The poinsettia was hastily returned to the back floor of my car behind the drivers’ seat. I climbed in, still fuming. Mike started laughing again.
“What the fuck? He won’t give you your money back?!”
“No. You believe this shit?”
“Your mother is gonna LOSE HER MIND.”
“Tell me about it.”
“My mother loved her poinsettia.”
“That’s your mother. Mine… Jesus Christ.”
Mike composed himself and sat up straight. As I pulled out onto Montauk Highway he made me an offer.
“Listen. I’ll buy that one and give it to my mom. She wouldn’t mind two.”
“Really? Thanks.”
Mike got his wallet out and passed me a five. We were soon parked in front of my house.

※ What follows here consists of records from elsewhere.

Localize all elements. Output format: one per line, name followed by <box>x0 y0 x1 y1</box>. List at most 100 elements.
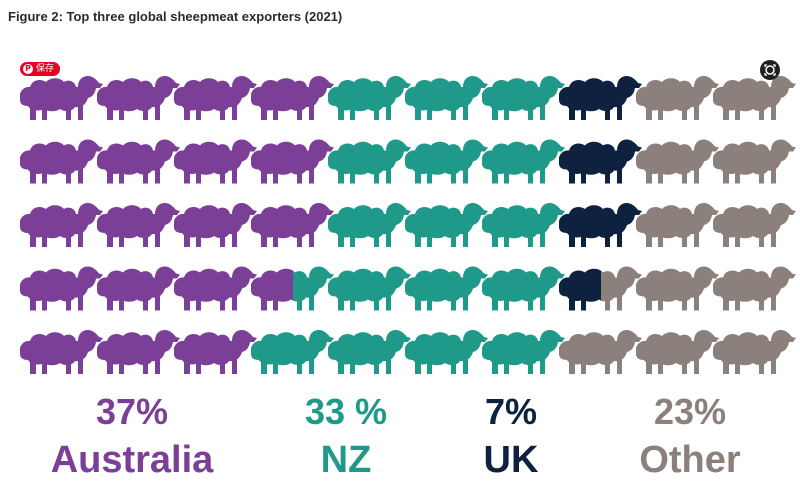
sheep-icon <box>97 76 180 120</box>
sheep-fill-australia <box>20 76 103 120</box>
other-percentage: 23% <box>653 391 727 432</box>
sheep-icon <box>636 266 719 311</box>
sheep-fill-australia <box>251 203 334 247</box>
sheep-icon <box>97 203 180 247</box>
sheep-fill-australia <box>20 330 103 374</box>
sheep-fill-uk <box>559 203 642 247</box>
sheep-icon <box>559 76 642 120</box>
sheep-icon <box>636 76 719 120</box>
pinterest-icon: P <box>23 64 33 74</box>
nz-percentage: 33 % <box>304 391 388 432</box>
sheep-fill-nz <box>405 330 488 374</box>
sheep-icon <box>97 266 180 311</box>
sheep-icon <box>20 76 103 120</box>
sheep-icon <box>713 266 796 311</box>
australia-label: Australia <box>50 439 214 481</box>
sheep-icon <box>482 203 565 247</box>
sheep-icon <box>251 330 334 374</box>
legend-uk: 7% UK <box>411 391 611 481</box>
sheep-fill-nz <box>405 76 488 120</box>
sheep-fill-australia <box>97 76 180 120</box>
sheep-fill-nz <box>482 330 565 374</box>
australia-percentage: 37% <box>95 391 169 432</box>
sheep-fill-nz <box>251 330 334 374</box>
sheep-fill-other <box>713 76 796 120</box>
legend-other: 23% Other <box>590 391 790 481</box>
sheep-icon <box>20 330 103 374</box>
sheep-fill-nz <box>328 330 411 374</box>
sheep-fill-australia <box>20 266 103 311</box>
sheep-icon <box>636 330 719 374</box>
sheep-icon <box>405 203 488 247</box>
sheep-icon <box>251 139 334 184</box>
sheep-fill-nz <box>328 203 411 247</box>
sheep-icon <box>482 266 565 311</box>
sheep-fill-australia <box>174 266 257 311</box>
sheep-fill-australia <box>251 139 334 184</box>
sheep-fill-nz <box>482 76 565 120</box>
sheep-icon <box>559 203 642 247</box>
sheep-fill-australia <box>174 139 257 184</box>
legend-australia: 37% Australia <box>32 391 232 481</box>
sheep-pictograph <box>20 76 796 374</box>
sheep-fill-nz <box>405 203 488 247</box>
sheep-icon <box>328 139 411 184</box>
sheep-fill-nz <box>328 76 411 120</box>
sheep-icon <box>20 203 103 247</box>
sheep-fill-other <box>636 139 719 184</box>
uk-percentage: 7% <box>484 391 538 432</box>
sheep-icon <box>713 76 796 120</box>
sheep-icon <box>559 266 642 311</box>
sheep-icon <box>482 139 565 184</box>
sheep-fill-uk <box>559 76 642 120</box>
sheep-fill-nz <box>482 266 565 311</box>
sheep-icon <box>328 203 411 247</box>
sheep-fill-nz <box>328 139 411 184</box>
sheep-fill-uk <box>559 266 602 311</box>
sheep-icon <box>174 76 257 120</box>
sheep-icon <box>559 139 642 184</box>
sheep-fill-australia <box>97 330 180 374</box>
sheep-fill-australia <box>97 203 180 247</box>
sheep-icon <box>482 330 565 374</box>
sheep-fill-other <box>559 330 642 374</box>
sheep-icon <box>97 330 180 374</box>
legend-nz: 33 % NZ <box>246 391 446 481</box>
sheep-icon <box>251 203 334 247</box>
sheep-icon <box>328 266 411 311</box>
sheep-icon <box>713 330 796 374</box>
sheep-icon <box>328 76 411 120</box>
save-label: 保存 <box>36 64 55 74</box>
sheep-fill-uk <box>559 139 642 184</box>
sheep-fill-australia <box>174 203 257 247</box>
sheep-icon <box>405 266 488 311</box>
sheep-icon <box>482 76 565 120</box>
sheep-fill-other <box>713 139 796 184</box>
visual-search-button[interactable] <box>760 60 780 80</box>
sheep-fill-other <box>636 266 719 311</box>
sheep-fill-other <box>636 76 719 120</box>
sheep-icon <box>20 266 103 311</box>
sheep-icon <box>405 330 488 374</box>
sheep-icon <box>328 330 411 374</box>
sheep-icon <box>251 76 334 120</box>
sheep-icon <box>713 203 796 247</box>
chart-title: Figure 2: Top three global sheepmeat exp… <box>8 9 343 24</box>
sheep-fill-australia <box>174 76 257 120</box>
sheep-fill-other <box>636 203 719 247</box>
sheep-icon <box>20 139 103 184</box>
sheep-icon <box>251 266 334 311</box>
sheep-fill-australia <box>20 203 103 247</box>
sheep-fill-nz <box>482 139 565 184</box>
sheep-fill-australia <box>174 330 257 374</box>
sheep-fill-other <box>636 330 719 374</box>
sheep-icon <box>174 266 257 311</box>
sheep-fill-australia <box>20 139 103 184</box>
sheep-fill-nz <box>405 266 488 311</box>
sheep-fill-australia <box>251 266 294 311</box>
sheep-fill-australia <box>251 76 334 120</box>
sheep-icon <box>636 139 719 184</box>
save-button[interactable]: P 保存 <box>20 62 61 76</box>
sheep-icon <box>174 330 257 374</box>
sheep-fill-other <box>713 266 796 311</box>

I left the car running while I ran inside and threw Mike’s five dollar bill on the table near my mother’s living room chair.
“Here!”
She looked up from her Newsday, startled.
I pulled a quick one eighty and was out the door before she could respond, stifling an urge to add “Shove it up your ass!” Mike grabbed the flower of contention and toted it to his Capri.
“Good luck putting up your Christmas tree, buddy. I’ll see you later.”
“Yeah, thanks.”
Mike took off for North Lindenhurst and I got in my car to figure out where I could go to escape my mother awhile, settling on Music Land to ogle guitars I couldn’t afford. Every December hence Mike would gleefully retell the “point-set-ee-ah” incident, culminating with his screeching Mom Tsakis impression:
“TAKE IT BACK! TAKE IT BACK AND GET ME MY CHANGE!”
I’d smile, cringing inside.
Not the Superstorm: Mike’s first serious girlfriend.
Later, a succession of Mopars, beginning with a 1971 Plymouth Satellite.
Long before it was hip, we preferred dive bars to any other kind.
A long-defunct electronics chain store, ala Radio Shack but nerdier.
My mother’s preferred brand of menthol cigarettes.
The Long Island newspaper. We subscribed.